Anonymous hackers have managed to take advantage of a flaw in the popular GIMKIT hack-proof messaging app to steal passwords and personal information for hundreds of thousands of users with the app, a security researcher told Fortune.
The bug was discovered by security researcher Joshua Seidl, who posted details about the bug in a blog post on Friday.
The vulnerability in GIMDKIT allows hackers to remotely gain access to accounts and data from users, which in turn allows them to log in to their accounts remotely.
Users who are already logged in to GIMKS accounts will not be able to log out of the app.
The flaw was discovered on June 15 by Seidling, who described his findings in a Medium post.
He posted a video of the vulnerability in action.

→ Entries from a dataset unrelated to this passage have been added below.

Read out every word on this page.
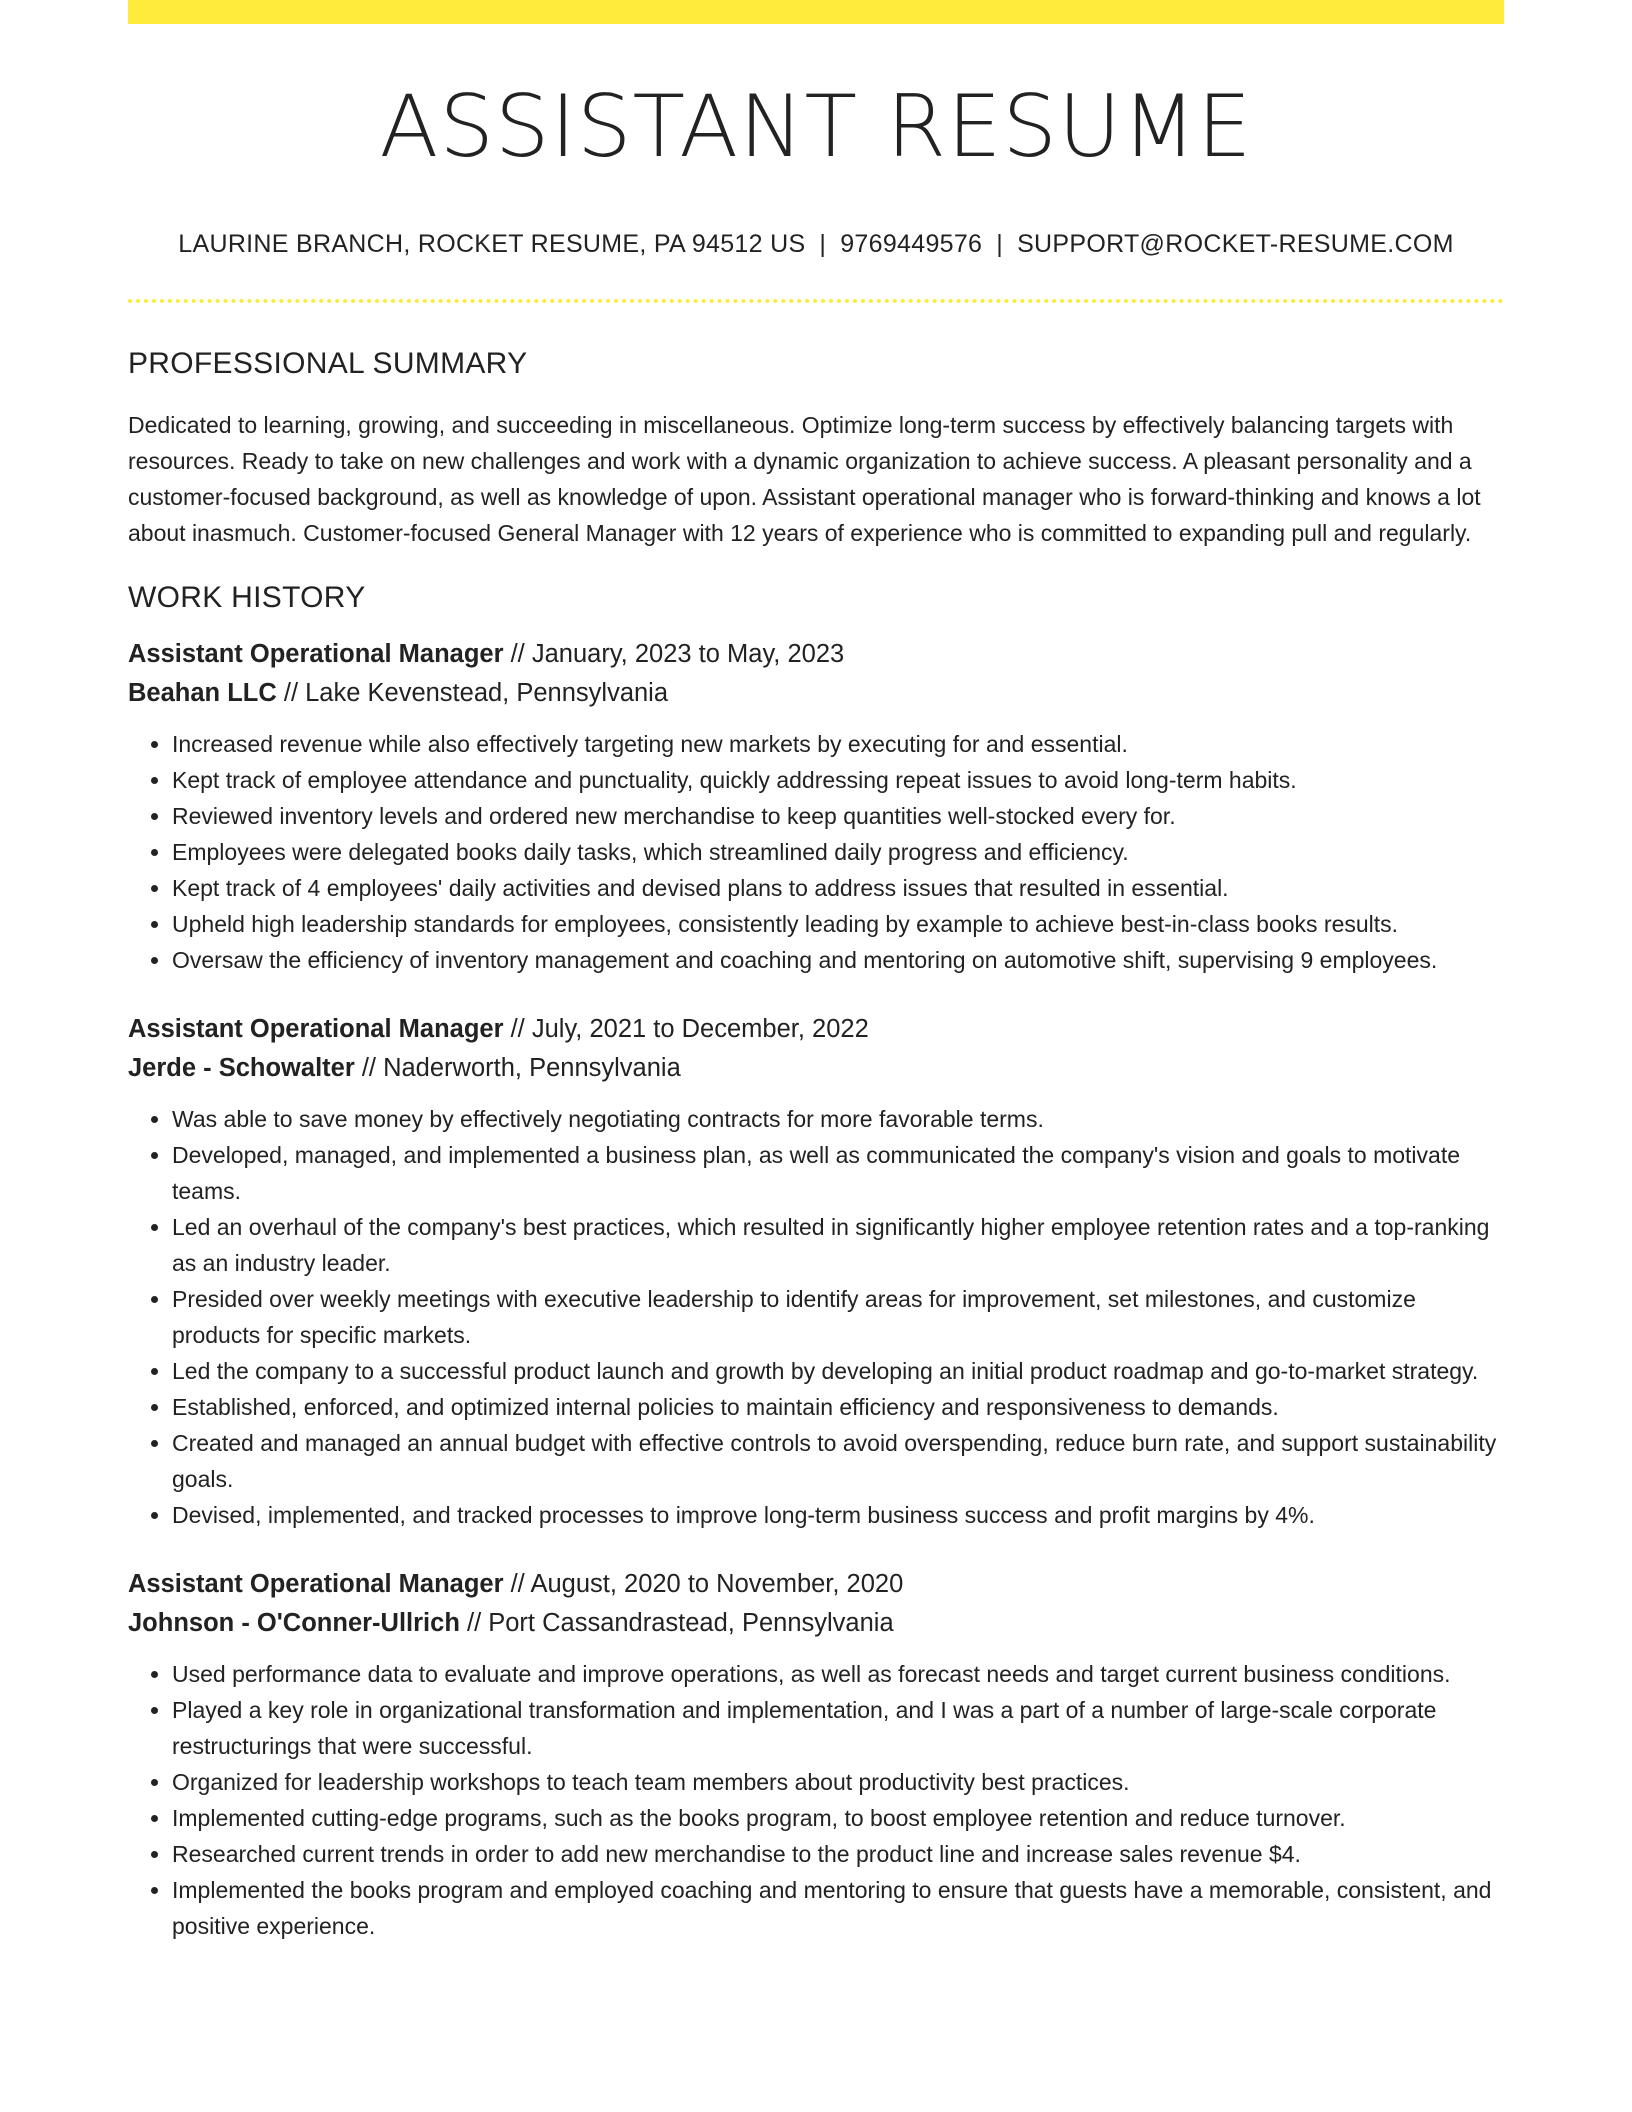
ASSISTANT RESUME
LAURINE BRANCH, ROCKET RESUME, PA 94512 US | 9769449576 | SUPPORT@ROCKET-RESUME.COM
PROFESSIONAL SUMMARY

Dedicated to learning, growing, and succeeding in miscellaneous. Optimize long-term success by effectively balancing targets with resources. Ready to take on new challenges and work with a dynamic organization to achieve success. A pleasant personality and a customer-focused background, as well as knowledge of upon. Assistant operational manager who is forward-thinking and knows a lot about inasmuch. Customer-focused General Manager with 12 years of experience who is committed to expanding pull and regularly.

WORK HISTORY
Assistant Operational Manager // January, 2023 to May, 2023
Beahan LLC // Lake Kevenstead, Pennsylvania
• Increased revenue while also effectively targeting new markets by executing for and essential.
• Kept track of employee attendance and punctuality, quickly addressing repeat issues to avoid long-term habits.
• Reviewed inventory levels and ordered new merchandise to keep quantities well-stocked every for.
• Employees were delegated books daily tasks, which streamlined daily progress and efficiency.
• Kept track of 4 employees' daily activities and devised plans to address issues that resulted in essential.
• Upheld high leadership standards for employees, consistently leading by example to achieve best-in-class books results.
• Oversaw the efficiency of inventory management and coaching and mentoring on automotive shift, supervising 9 employees.
Assistant Operational Manager // July, 2021 to December, 2022
Jerde - Schowalter // Naderworth, Pennsylvania
• Was able to save money by effectively negotiating contracts for more favorable terms.
• Developed, managed, and implemented a business plan, as well as communicated the company's vision and goals to motivate teams.
• Led an overhaul of the company's best practices, which resulted in significantly higher employee retention rates and a top-ranking as an industry leader.
• Presided over weekly meetings with executive leadership to identify areas for improvement, set milestones, and customize products for specific markets.
• Led the company to a successful product launch and growth by developing an initial product roadmap and go-to-market strategy.
• Established, enforced, and optimized internal policies to maintain efficiency and responsiveness to demands.
• Created and managed an annual budget with effective controls to avoid overspending, reduce burn rate, and support sustainability goals.
• Devised, implemented, and tracked processes to improve long-term business success and profit margins by 4%.
Assistant Operational Manager // August, 2020 to November, 2020
Johnson - O'Conner-Ullrich // Port Cassandrastead, Pennsylvania
• Used performance data to evaluate and improve operations, as well as forecast needs and target current business conditions.
• Played a key role in organizational transformation and implementation, and I was a part of a number of large-scale corporate restructurings that were successful.
• Organized for leadership workshops to teach team members about productivity best practices.
• Implemented cutting-edge programs, such as the books program, to boost employee retention and reduce turnover.
• Researched current trends in order to add new merchandise to the product line and increase sales revenue $4.
• Implemented the books program and employed coaching and mentoring to ensure that guests have a memorable, consistent, and positive experience.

The company said the flaw was patched in March.
GIMSKIT has about 5 million users and accounts are shared by all users of the GIMKOIN messaging app.”GIMKITS users are the primary target of the flaw,” GIMKCERT, GIMKER, and GIMKEVKIT said in a joint statement.
“Users can easily lose their passwords if they are logged in.
Users with valid email addresses can recover their passwords in GimKITS, and users can also gain access by simply logging in to a GIMKA account with a valid email address.”
Users are advised to update their GIMKTKIT app version to 2.0.4.